In 2023, Spotify merged Anchor into Spotify for Podcasters as part of a reorganisation of its creator tools. Spotify also announced a partnership with Patreon intended to allow creators to receive direct payments from fans while allowing fans to listen to Patreon content through Spotify.

Spotify Live was shut down in April 2023. Heardle was shut down in May 2023.

In May 2023, Spotify removed tens of thousands of songs, representing approximately 7% of tracks uploaded by Boomy, because of suspected "artificial streaming", in which automated accounts are used to inflate listening statistics.

In November 2023, Spotify expanded access to more than 200,000 audiobooks for Premium subscribers.

Also in November 2023, Spotify announced a new royalty model taking effect in 2024. The changes were intended in part to reduce fraudulent royalty payments associated with short "functional" tracks such as environmental sounds and white noise.

In April 2024, the audiobook offering was expanded to Canada, Ireland and New Zealand, with the catalogue expanded to 250,000 books.

In November 2024, Spotify for Podcasters was renamed Spotify for Creators.

At the end of the third quarter of 2024, Spotify reported 252 million subscribers and 640 million monthly active users.

In 2022, Dagens Nyheter compared Spotify streaming data with documents obtained from the Swedish copyright collection society STIM and reported that approximately 20 songwriters were responsible for the work of more than 500 credited artists. In December 2024, Harper's Magazine published a report alleging that Spotify had populated playlists with "ghost artists" created by production companies to reduce royalty costs and increase profits.

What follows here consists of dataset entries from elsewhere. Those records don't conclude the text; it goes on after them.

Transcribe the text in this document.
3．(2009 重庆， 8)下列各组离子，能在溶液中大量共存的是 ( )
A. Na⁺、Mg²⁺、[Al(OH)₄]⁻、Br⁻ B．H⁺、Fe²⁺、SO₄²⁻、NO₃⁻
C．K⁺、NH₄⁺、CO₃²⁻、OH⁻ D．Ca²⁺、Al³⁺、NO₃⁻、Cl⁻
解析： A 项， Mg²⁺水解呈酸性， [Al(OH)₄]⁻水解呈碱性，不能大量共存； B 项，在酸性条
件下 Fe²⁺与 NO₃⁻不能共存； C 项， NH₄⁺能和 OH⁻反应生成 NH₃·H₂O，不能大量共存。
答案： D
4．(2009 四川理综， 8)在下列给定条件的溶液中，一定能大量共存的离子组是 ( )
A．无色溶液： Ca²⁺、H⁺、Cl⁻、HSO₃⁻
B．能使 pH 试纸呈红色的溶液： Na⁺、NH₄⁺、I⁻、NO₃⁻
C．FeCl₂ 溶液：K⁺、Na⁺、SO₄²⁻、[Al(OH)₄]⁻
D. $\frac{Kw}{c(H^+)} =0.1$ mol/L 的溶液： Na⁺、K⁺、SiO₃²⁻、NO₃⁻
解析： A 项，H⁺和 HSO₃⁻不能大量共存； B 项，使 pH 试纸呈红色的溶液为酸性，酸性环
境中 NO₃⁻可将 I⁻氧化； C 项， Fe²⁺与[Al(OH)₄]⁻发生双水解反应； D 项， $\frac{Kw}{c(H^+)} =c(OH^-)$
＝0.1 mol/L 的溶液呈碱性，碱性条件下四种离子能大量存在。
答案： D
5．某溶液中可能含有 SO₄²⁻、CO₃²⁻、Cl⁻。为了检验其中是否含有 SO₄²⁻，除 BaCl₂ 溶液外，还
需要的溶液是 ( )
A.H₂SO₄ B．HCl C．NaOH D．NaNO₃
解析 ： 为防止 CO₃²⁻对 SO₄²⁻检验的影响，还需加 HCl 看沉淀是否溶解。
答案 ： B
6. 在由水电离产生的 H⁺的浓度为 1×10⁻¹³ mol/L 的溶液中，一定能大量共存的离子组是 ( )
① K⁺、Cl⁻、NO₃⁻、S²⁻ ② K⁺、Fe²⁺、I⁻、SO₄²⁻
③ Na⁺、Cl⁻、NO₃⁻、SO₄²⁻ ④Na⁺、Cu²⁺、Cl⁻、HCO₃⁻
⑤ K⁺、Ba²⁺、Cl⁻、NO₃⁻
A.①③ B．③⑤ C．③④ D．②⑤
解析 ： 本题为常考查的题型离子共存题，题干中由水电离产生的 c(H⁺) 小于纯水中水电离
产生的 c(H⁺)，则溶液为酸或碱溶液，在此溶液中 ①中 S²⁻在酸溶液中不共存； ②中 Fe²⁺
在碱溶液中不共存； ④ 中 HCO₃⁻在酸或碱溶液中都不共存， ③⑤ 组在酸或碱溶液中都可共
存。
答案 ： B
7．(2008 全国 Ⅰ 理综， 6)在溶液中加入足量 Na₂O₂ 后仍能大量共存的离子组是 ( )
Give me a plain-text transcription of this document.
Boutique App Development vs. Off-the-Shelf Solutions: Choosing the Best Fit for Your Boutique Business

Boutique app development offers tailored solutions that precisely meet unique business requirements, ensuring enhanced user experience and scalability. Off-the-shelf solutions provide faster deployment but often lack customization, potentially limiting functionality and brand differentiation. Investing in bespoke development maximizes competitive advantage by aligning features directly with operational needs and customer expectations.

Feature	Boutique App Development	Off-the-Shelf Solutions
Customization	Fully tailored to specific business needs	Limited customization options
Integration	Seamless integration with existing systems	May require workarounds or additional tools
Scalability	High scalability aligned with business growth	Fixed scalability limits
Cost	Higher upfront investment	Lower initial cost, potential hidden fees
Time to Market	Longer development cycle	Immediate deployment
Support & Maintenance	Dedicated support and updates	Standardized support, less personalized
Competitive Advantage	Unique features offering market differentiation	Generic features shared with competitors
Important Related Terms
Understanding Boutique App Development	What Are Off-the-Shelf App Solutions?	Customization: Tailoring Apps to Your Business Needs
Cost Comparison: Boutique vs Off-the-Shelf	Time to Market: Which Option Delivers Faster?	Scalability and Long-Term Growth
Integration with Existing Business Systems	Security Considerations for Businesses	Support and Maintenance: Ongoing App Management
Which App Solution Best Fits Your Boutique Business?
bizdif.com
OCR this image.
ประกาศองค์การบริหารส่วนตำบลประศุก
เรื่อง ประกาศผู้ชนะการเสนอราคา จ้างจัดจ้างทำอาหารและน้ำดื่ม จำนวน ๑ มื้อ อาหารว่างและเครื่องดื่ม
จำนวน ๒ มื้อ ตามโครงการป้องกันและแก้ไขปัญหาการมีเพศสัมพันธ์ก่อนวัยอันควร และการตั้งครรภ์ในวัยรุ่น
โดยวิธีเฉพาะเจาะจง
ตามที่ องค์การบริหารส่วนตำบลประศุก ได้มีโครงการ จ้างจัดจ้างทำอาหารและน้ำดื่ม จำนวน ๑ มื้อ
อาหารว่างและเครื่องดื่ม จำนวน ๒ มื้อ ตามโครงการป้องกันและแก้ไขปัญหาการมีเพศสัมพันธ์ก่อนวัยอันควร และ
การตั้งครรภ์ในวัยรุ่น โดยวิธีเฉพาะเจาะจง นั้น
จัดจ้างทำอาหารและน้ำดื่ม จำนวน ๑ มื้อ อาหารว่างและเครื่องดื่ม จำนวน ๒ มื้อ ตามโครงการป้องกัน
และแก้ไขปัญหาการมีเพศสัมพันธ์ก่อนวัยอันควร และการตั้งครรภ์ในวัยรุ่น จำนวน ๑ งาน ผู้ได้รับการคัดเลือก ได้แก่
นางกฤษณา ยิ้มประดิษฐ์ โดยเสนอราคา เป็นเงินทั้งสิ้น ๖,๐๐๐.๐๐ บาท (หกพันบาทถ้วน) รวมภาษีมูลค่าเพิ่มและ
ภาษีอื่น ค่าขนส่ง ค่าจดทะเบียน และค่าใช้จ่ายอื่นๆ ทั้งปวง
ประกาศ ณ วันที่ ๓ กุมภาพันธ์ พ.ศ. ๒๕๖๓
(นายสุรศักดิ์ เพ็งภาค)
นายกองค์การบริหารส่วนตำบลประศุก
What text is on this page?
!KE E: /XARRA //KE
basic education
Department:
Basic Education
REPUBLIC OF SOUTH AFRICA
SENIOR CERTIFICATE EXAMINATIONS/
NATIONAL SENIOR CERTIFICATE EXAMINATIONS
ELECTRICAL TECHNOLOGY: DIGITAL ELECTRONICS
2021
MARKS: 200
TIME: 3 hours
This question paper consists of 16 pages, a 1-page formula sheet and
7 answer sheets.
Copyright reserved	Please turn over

In 2025, Spotify donated $150,000 to U.S. president Donald Trump's inauguration ceremony and hosted an inauguration-related brunch.

In September 2025, Spotify reintroduced integration with DJ software, with support for Serato, Rekordbox and Djay.

On 6 October 2025, Spotify announced a partnership with OpenAI to bring music and podcast recommendations into ChatGPT, allowing users to link Spotify accounts and discover and queue content through conversations.

In November 2025, Spotify acquired music database WhoSampled.

In December 2025, more than 300 terabytes of files were reportedly scraped from Spotify's servers and uploaded to Anna's Archive. Spotify condemned the incident, said that it had introduced additional safeguards and banned accounts believed to be connected to the leak.

In February 2026, Spotify announced that it had added 38 million users in the three months to the end of December 2025, reaching 751 million monthly users.